Esta semana muitos falarão sobre o Orçamento do Estado mas, por isso mesmo, entendi partilhar aqui um outro assunto surgido na sequência de tudo aquilo que se passa a nível mundial no sentido de responder, de forma coerente e organizada, às questões suscitadas pela pandemia. Tema esse com o qual só algumas pessoas mais atentas terão sido confrontadas, após a leitura de uma notícia inusitada publicada pelo reputado “Financial Times”.

Nesse artigo, que noutro jornal poderia não ser tão levado a sério, um título disfarçado sob um tom entre o bombástico e o simpático proclamava que a OCDE esteve, durante um ano, a preparar uma “revolução fiscal global”, cujo impacto se pretende equivalente a 100 mil milhões em termos de receitas anuais e a 4% em média no desconto adicional para cada empresa.

O raciocínio avançado para esta medida é na aparência diplomaticamente hábil, porque baseado num pressuposto demagógico, mas na verdade política e factualmente inepto.

A OCDE, ao argumentar para sustentar o lançamento público desta medida, afirma que o que pretende é que as multinacionais mais lucrativas paguem impostos a distribuir pelos países onde não estão localizadas, como as gigantes tecnológicas ou as empresas de bens de luxo. Em suma, o que a OCDE diz, embora não o explicitando, é que pretende lançar, assim haja vontade dos países chave para a decisão, um imposto transnacional sobre o investimento direto.
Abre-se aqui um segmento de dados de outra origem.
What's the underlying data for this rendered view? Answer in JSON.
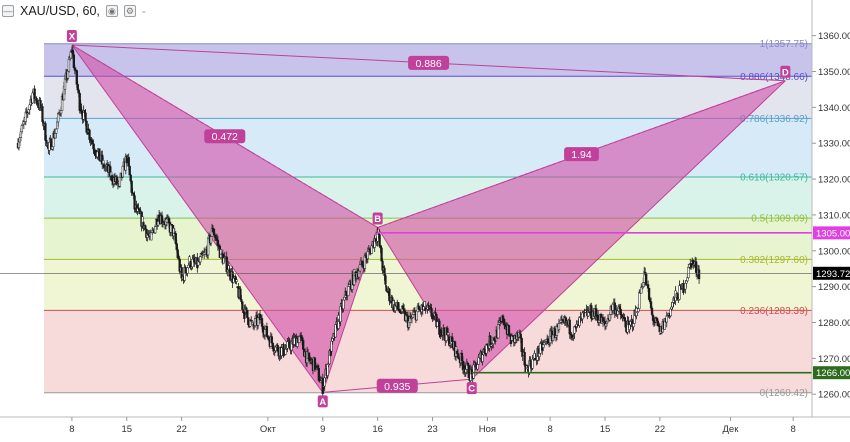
{
  "header": {
    "title": "XAU/USD, 60,",
    "dash": "-",
    "icons": [
      "collapse-icon",
      "eye-icon",
      "settings-icon"
    ]
  },
  "colors": {
    "candle": "#1a1a1a",
    "pattern_fill": "#d24fa8",
    "pattern_line": "#c0409a",
    "resistance_line": "#e040e0",
    "support_line": "#2e6b1f",
    "label_bg": "#c0409a",
    "current_price_bg": "#000000"
  },
  "price_axis": {
    "ticks": [
      "1360.00",
      "1350.00",
      "1340.00",
      "1330.00",
      "1320.00",
      "1310.00",
      "1300.00",
      "1290.00",
      "1280.00",
      "1270.00",
      "1260.00"
    ],
    "tick_values": [
      1360,
      1350,
      1340,
      1330,
      1320,
      1310,
      1300,
      1290,
      1280,
      1270,
      1260
    ],
    "min": 1255.6,
    "max": 1363.8
  },
  "time_axis": {
    "labels": [
      "8",
      "15",
      "22",
      "Окт",
      "9",
      "16",
      "23",
      "Ноя",
      "8",
      "15",
      "22",
      "Дек",
      "8"
    ],
    "dates": [
      "2018-08-08",
      "2018-08-15",
      "2018-08-22",
      "2018-09-02",
      "2018-09-09",
      "2018-09-16",
      "2018-09-23",
      "2018-09-30",
      "2018-10-08",
      "2018-10-15",
      "2018-10-22",
      "2018-10-31",
      "2018-11-08"
    ],
    "start": "2018-08-01",
    "end": "2018-11-09"
  },
  "fib_levels": [
    {
      "label": "1(1357.75)",
      "value": 1357.75,
      "color": "#8b87c9",
      "fill": "#bdb8e6"
    },
    {
      "label": "0.886(1348.66)",
      "value": 1348.66,
      "color": "#5b4fd0",
      "fill": "#dde0ea"
    },
    {
      "label": "0.786(1336.92)",
      "value": 1336.92,
      "color": "#5aa0d0",
      "fill": "#cfe8f6"
    },
    {
      "label": "0.618(1320.57)",
      "value": 1320.57,
      "color": "#3fb89a",
      "fill": "#d4f1e6"
    },
    {
      "label": "0.5(1309.09)",
      "value": 1309.09,
      "color": "#8fbf3f",
      "fill": "#e2f3c8"
    },
    {
      "label": "0.382(1297.60)",
      "value": 1297.6,
      "color": "#a8b82e",
      "fill": "#edf3cc"
    },
    {
      "label": "0.236(1283.39)",
      "value": 1283.39,
      "color": "#d05050",
      "fill": "#f6d3d3"
    },
    {
      "label": "0(1260.42)",
      "value": 1260.42,
      "color": "#999999",
      "fill": ""
    }
  ],
  "pattern": {
    "points": [
      {
        "name": "X",
        "date": "2018-08-08",
        "price": 1357.4
      },
      {
        "name": "A",
        "date": "2018-09-09",
        "price": 1260.5
      },
      {
        "name": "B",
        "date": "2018-09-16",
        "price": 1306.5
      },
      {
        "name": "C",
        "date": "2018-09-28",
        "price": 1264.2
      },
      {
        "name": "D",
        "date": "2018-11-07",
        "price": 1347.4
      }
    ],
    "ratios": [
      {
        "label": "0.472",
        "from": "X",
        "to": "B"
      },
      {
        "label": "1.94",
        "from": "B",
        "to": "D"
      },
      {
        "label": "0.886",
        "from": "X",
        "to": "D"
      },
      {
        "label": "0.935",
        "from": "A",
        "to": "C"
      }
    ]
  },
  "price_labels": [
    {
      "text": "1305.00",
      "value": 1305.0,
      "bg": "#e040e0",
      "fg": "#ffffff"
    },
    {
      "text": "1293.72",
      "value": 1293.72,
      "bg": "#000000",
      "fg": "#ffffff"
    },
    {
      "text": "1266.00",
      "value": 1266.0,
      "bg": "#2e6b1f",
      "fg": "#ffffff"
    }
  ],
  "chart_data": {
    "type": "line",
    "title": "XAU/USD, 60,",
    "xlabel": "",
    "ylabel": "",
    "ylim": [
      1255.6,
      1363.8
    ],
    "grid": false,
    "series": [
      {
        "x": [
          "2018-08-01",
          "2018-08-02",
          "2018-08-03",
          "2018-08-04",
          "2018-08-05",
          "2018-08-06",
          "2018-08-07",
          "2018-08-08",
          "2018-08-09",
          "2018-08-10",
          "2018-08-11",
          "2018-08-12",
          "2018-08-13",
          "2018-08-14",
          "2018-08-15",
          "2018-08-16",
          "2018-08-17",
          "2018-08-18",
          "2018-08-19",
          "2018-08-20",
          "2018-08-21",
          "2018-08-22",
          "2018-08-23",
          "2018-08-24",
          "2018-08-25",
          "2018-08-26",
          "2018-08-27",
          "2018-08-28",
          "2018-08-29",
          "2018-08-30",
          "2018-08-31",
          "2018-09-01",
          "2018-09-02",
          "2018-09-03",
          "2018-09-04",
          "2018-09-05",
          "2018-09-06",
          "2018-09-07",
          "2018-09-08",
          "2018-09-09",
          "2018-09-10",
          "2018-09-11",
          "2018-09-12",
          "2018-09-13",
          "2018-09-14",
          "2018-09-15",
          "2018-09-16",
          "2018-09-17",
          "2018-09-18",
          "2018-09-19",
          "2018-09-20",
          "2018-09-21",
          "2018-09-22",
          "2018-09-23",
          "2018-09-24",
          "2018-09-25",
          "2018-09-26",
          "2018-09-27",
          "2018-09-28",
          "2018-09-29",
          "2018-09-30",
          "2018-10-01",
          "2018-10-02",
          "2018-10-03",
          "2018-10-04",
          "2018-10-05",
          "2018-10-06",
          "2018-10-07",
          "2018-10-08",
          "2018-10-09",
          "2018-10-10",
          "2018-10-11",
          "2018-10-12",
          "2018-10-13",
          "2018-10-14",
          "2018-10-15",
          "2018-10-16",
          "2018-10-17",
          "2018-10-18",
          "2018-10-19",
          "2018-10-20",
          "2018-10-21",
          "2018-10-22",
          "2018-10-23",
          "2018-10-24",
          "2018-10-25",
          "2018-10-26",
          "2018-10-27"
        ],
        "values": [
          1330,
          1336,
          1344,
          1340,
          1328,
          1334,
          1345,
          1356,
          1341,
          1334,
          1328,
          1324,
          1321,
          1318,
          1326,
          1312,
          1308,
          1303,
          1310,
          1308,
          1305,
          1292,
          1297,
          1296,
          1299,
          1306,
          1299,
          1295,
          1290,
          1283,
          1279,
          1281,
          1276,
          1273,
          1272,
          1274,
          1276,
          1270,
          1268,
          1262,
          1272,
          1281,
          1288,
          1293,
          1296,
          1300,
          1305,
          1290,
          1285,
          1283,
          1280,
          1283,
          1284,
          1282,
          1278,
          1276,
          1272,
          1268,
          1265,
          1270,
          1274,
          1276,
          1281,
          1275,
          1276,
          1267,
          1270,
          1273,
          1276,
          1278,
          1280,
          1277,
          1281,
          1283,
          1282,
          1279,
          1285,
          1282,
          1278,
          1283,
          1294,
          1282,
          1277,
          1282,
          1287,
          1290,
          1297,
          1294
        ]
      }
    ]
  }
}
Qual é o raciocínio, aliás partilhado no mencionado artigo? O de que “o aumento da eficácia da cobrança de impostos corporativos reduziria um pouco o investimento das multinacionais, mas isso custaria menos de 0,1 por cento do Produto Interno Bruto global”. Ao dizer isto, obviamente, a OCDE está na verdade a dar um passo maior do que as pernas que tem. E claro que se presta meramente a servir de para-choques para testar a receção a uma medida que poderá – ou não – a vir depois ser formalizada pela Comissão Europeia.

Tenho que ser claro; sou pró-Europa e, como democrata-cristão, integralmente avesso a discursos nacionalistas. Mas não posso deixar passar tentativas como esta para, sob o capote da taxação das empresas alegadamente mais ricas, criar um precedente que significa algo que não está considerado nos Tratados europeus. A OCDE não pode, nem deve, funcionar como testa de ferro para a introdução de temas políticos numa agenda que, para a organização em causa, deveria ser a do crescimento económico e do desenvolvimento.

Devem as grandes empresas transnacionais pagar mais impostos em territórios onde agora operam à margem de uma desejável harmonização fiscal? Desejavelmente sim. Mas nunca passando ou sobrepondo os Governos nacionais e entidades como a União Europeia, que tanto trabalho têm tido para conseguir uma plataforma de entendimento político mas também fiscal, que não pode ser colocado em causa por iniciativas como esta.

 

Enquanto escrevo estas linhas ainda decorre a Volta a Itália, mas seja qual for o resultado final da ‘Giro’, a corrida terminará sempre com uma nota extremamente positiva para dois ciclistas portugueses; João Almeida (Deceuninck-QuickStep) e Ruben Guerreiro (Education First). Mantendo a tradição portuguesa de resistência e endurance, estes dois atletas darão certamente ainda muito que falar no ciclismo internacional.